Aurihydrargyrumit (IMA-Symbol Ahg[2]) ist ein sehr selten vorkommendes Mineral aus der Mineralklasse der „Elemente“ mit der chemischen Zusammensetzung Au6Hg5[1] und damit chemisch gesehen ein natürliches Goldamalgam.

Aurihydrargyrumit kristallisiert im hexagonalen Kristallsystem, konnte bisher jedoch nur in Form von unregelmäßigen (xenomorphen) Körnern und gelegentlich zumindest teilweise eigengestaltigen (hypidiomorphen), hexagonalen Kristallen bis zwei Mikrometer Größe gefunden werden. Das Mineral ist in jeder Form undurchsichtig (opak) und zeigt auf den Oberflächen der silbrigen bis silbergrauen Kristalle einen metallischen Glanz.

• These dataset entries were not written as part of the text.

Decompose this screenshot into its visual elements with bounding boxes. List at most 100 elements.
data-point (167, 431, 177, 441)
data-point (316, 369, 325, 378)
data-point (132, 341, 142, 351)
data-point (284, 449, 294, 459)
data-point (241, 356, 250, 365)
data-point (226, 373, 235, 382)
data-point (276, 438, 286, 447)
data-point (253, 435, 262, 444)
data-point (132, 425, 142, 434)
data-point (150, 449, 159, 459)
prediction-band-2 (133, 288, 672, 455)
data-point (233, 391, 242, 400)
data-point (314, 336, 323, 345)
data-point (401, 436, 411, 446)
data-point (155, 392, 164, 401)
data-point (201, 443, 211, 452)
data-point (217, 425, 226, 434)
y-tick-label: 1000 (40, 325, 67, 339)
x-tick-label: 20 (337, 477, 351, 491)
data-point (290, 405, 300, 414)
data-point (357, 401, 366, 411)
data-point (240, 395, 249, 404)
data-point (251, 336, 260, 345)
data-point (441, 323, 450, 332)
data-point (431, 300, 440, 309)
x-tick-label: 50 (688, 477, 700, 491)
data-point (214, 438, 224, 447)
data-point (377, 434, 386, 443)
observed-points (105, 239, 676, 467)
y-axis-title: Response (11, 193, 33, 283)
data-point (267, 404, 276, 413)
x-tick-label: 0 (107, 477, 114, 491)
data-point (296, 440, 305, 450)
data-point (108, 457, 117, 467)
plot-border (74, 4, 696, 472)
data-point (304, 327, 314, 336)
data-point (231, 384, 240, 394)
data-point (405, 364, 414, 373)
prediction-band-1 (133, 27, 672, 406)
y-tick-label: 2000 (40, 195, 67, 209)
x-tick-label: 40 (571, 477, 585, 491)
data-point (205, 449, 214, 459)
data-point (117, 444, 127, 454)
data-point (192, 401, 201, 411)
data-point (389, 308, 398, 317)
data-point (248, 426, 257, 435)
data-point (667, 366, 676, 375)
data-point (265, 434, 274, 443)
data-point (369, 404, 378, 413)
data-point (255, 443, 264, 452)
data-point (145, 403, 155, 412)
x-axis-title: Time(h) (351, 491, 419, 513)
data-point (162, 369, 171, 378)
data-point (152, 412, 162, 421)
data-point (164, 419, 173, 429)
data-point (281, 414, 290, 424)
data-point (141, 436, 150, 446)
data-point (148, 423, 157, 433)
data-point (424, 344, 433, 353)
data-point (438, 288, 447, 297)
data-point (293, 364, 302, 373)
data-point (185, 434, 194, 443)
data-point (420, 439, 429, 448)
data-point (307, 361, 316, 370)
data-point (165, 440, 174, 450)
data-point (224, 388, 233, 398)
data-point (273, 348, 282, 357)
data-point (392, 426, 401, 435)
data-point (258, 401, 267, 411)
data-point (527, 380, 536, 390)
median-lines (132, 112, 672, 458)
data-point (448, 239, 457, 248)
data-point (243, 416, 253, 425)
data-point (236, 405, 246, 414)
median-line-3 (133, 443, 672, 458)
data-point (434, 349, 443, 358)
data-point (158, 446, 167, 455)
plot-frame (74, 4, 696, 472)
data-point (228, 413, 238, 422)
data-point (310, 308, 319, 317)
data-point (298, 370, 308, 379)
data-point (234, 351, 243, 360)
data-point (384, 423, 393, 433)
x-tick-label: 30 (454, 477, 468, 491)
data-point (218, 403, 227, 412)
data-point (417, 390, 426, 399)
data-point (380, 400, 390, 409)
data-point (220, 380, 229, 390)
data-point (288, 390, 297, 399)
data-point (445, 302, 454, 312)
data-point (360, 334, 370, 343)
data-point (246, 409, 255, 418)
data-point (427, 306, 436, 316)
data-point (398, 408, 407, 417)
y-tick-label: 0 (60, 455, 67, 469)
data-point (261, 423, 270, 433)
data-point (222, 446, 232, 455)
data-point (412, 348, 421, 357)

Wie alle Amalgame ist auch Aurihydrargyrumit relativ weich mit einer Mohshärte von etwa 2,5 sowie duktil, das heißt plastisch verformbar.

Etymologie und Geschichte

Die synthetische Verbindung Au6Hg5 war durch Untersuchungen der Phasenbeziehungen der Legierungsbildung im Au-Hg-System bereits lange vor der Entdeckung der natürlichen Mineralbildung bekannt. So beschrieb Tommie Lindahl 1970 eine durch Reduktion von Gold- und Quecksilberionen synthetisierte, metastabile Au6Hg5-Phase, die bei Raumtemperatur stabil ist und sich bei Temperaturen von über 70 °C durch Auslaugung des Quecksilbers verändert.[7]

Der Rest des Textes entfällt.